Monday, July 11, 2011

Scare Yourself to Death!

Max: Hey Mike, guess what time it is, dude?

Mike: "Are you ready to party?  It's party time!"

Max: No, we're not watching "Return of the Living Dead." We're actually watching something scary.

Mike: Something scarier than brain-eating-zombies?  I can only think of one movie that... Oh, no.  We're not watching...

Max: You know it, man.  The one movie out there that scares us both TO DEATH.

Mike: Can we leave the house lights on for this movie?

Max: No.


"Madness or sanity?  I don't know which is which." - Jessica.  
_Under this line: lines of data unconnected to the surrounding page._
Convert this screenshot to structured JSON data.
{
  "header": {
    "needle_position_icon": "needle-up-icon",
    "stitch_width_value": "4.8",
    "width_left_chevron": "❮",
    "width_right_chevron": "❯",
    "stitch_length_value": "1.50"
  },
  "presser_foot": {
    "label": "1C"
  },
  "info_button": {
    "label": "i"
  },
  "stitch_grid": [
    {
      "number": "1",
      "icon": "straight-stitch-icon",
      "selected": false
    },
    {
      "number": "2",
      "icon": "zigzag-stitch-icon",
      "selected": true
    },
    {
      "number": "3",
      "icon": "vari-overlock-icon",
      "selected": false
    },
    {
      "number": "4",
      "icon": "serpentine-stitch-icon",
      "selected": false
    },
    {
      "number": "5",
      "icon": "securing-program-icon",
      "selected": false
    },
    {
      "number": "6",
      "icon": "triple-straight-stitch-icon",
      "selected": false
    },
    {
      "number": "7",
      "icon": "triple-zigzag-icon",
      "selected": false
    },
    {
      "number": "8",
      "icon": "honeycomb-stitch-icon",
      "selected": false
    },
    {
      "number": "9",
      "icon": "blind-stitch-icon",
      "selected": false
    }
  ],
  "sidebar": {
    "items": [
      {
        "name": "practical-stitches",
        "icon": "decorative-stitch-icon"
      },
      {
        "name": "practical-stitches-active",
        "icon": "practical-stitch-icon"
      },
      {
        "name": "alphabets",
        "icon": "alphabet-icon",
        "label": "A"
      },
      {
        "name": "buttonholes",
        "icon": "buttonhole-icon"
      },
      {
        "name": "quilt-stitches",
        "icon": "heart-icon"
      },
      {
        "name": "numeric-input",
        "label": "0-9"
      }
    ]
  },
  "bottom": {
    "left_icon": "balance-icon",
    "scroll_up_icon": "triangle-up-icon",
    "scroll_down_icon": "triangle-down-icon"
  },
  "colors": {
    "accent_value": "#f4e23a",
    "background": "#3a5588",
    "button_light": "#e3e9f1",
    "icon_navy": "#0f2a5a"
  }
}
Mike: Let's Scare Jessica to Death is an intense psychological, supernatural horror film that thrusts you into a world of madness and terrifying imagery.  The film opens up with our main character, Jessica, sitting in a boat in her nightgown, her head and shoulders slumped, questioning whether or not the events that she has been a part of were really there or just a nightmarish figment of her wild imagination.  What the movie sets out to do is to have you question Jessica’s impression of her reality, and it does so through her interaction with great characters, an amazing score, and incredibly creepy, creative sound editing. 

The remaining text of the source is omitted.